Every investor, whether a professional fund manager or individual, seeks capital appreciation when buying assets. However, as we have witnessed in the past few years, there are two sides to investing.

Unfortunately many are caught off guard when the markets turn on them. The consequences of not managing investment risk can become severe.

When developing and implementing a financial plan, its critical that you consider the risks in each investment you make. The goal of financial planning is to enable you to live the life you want to live. In-order to accomplish this you must consider the relationship between the risks and returns of investing.

Measuring the Returns of Investing

In light of the fact that all investors seek returns on their capital, it’s obvious that they would also prefer the highest return possible. Due to market forces, the securities with the highest risk usually come with the highest potential return. On the other hand, the securities with the lowest risk, usually have the lowest returns.

The expected returns of assets are usually calculated two ways. For basic analysis the investor will assume that historical trends will continue, thus if a stock has returned an average of 12% annually it can be expected that it will return 12% a year in the future.

Advanced analysis takes many more variables into consideration than simply the historical average return. Equity analysts will take into account expected earnings, valuation, macroeconomic, business and industry related factors in-order to estimate the future returns of an investment.

Measuring the Risks of Investing

As mentioned above, there are a multitude of risks to consider when investing. Some risks are inherent to specific asset classes. Other risks will affect all asset class, if only to varying degrees.

Systemic risk affects all asset classes and can be described as the risk inherent in the financial system as a whole. This type of investment risk includes “market risk” and “political risk”. Think of this in terms of the macro-economy, if the entire country falls into recession all stocks will be affected. On the other hand, non-systemic risk only affects particular securities, businesses or sectors.

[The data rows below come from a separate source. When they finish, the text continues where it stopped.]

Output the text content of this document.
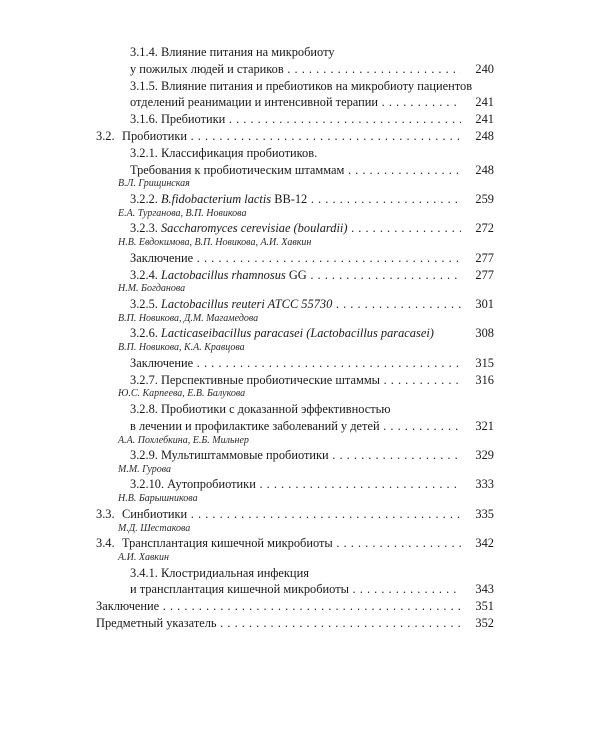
3.1.4. Влияние питания на микробиоту
у пожилых людей и стариков . . .	240
3.1.5. Влияние питания и пребиотиков на микробиоту пациентов
отделений реанимации и интенсивной терапии . . .	241
3.1.6. Пребиотики . . .	241
3.2. Пробиотики . . .	248
3.2.1. Классификация пробиотиков.
Требования к пробиотическим штаммам . . .	248
В.Л. Грищинская
3.2.2. B.fidobacterium lactis BB-12 . . .	259
Е.А. Турганова, В.П. Новикова
3.2.3. Saccharomyces cerevisiae (boulardii) . . .	272
Н.В. Евдокимова, В.П. Новикова, А.И. Хавкин
Заключение . . .	277
3.2.4. Lactobacillus rhamnosus GG . . .	277
Н.М. Богданова
3.2.5. Lactobacillus reuteri ATCC 55730 . . .	301
В.П. Новикова, Д.М. Магамедова
3.2.6. Lacticaseibacillus paracasei (Lactobacillus paracasei)	308
В.П. Новикова, К.А. Кравцова
Заключение . . .	315
3.2.7. Перспективные пробиотические штаммы . . .	316
Ю.С. Карпеева, Е.В. Балукова
3.2.8. Пробиотики с доказанной эффективностью
в лечении и профилактике заболеваний у детей . . .	321
А.А. Похлебкина, Е.Б. Мильнер
3.2.9. Мультиштаммовые пробиотики . . .	329
М.М. Гурова
3.2.10. Аутопробиотики . . .	333
Н.В. Барышникова
3.3. Синбиотики . . .	335
М.Д. Шестакова
3.4. Трансплантация кишечной микробиоты . . .	342
А.И. Хавкин
3.4.1. Клостридиальная инфекция
и трансплантация кишечной микробиоты . . .	343
Заключение . . .	351
Предметный указатель . . .	352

The expected risks of investments can be quantitatively measured through the calculation of standard deviation. Calculating the standard deviation of an asset measures it’s historical variation from its average price. This also can be described as the asset’s volatility. Usually, large-cap stocks have the lowest risk and small-cap stocks have the highest.

Before you invest your hard-earned money, ensure that you understand how to measure the risk and returns of different investments. When understanding the risk-reward relationships of your assets, you will be able to create better portfolios.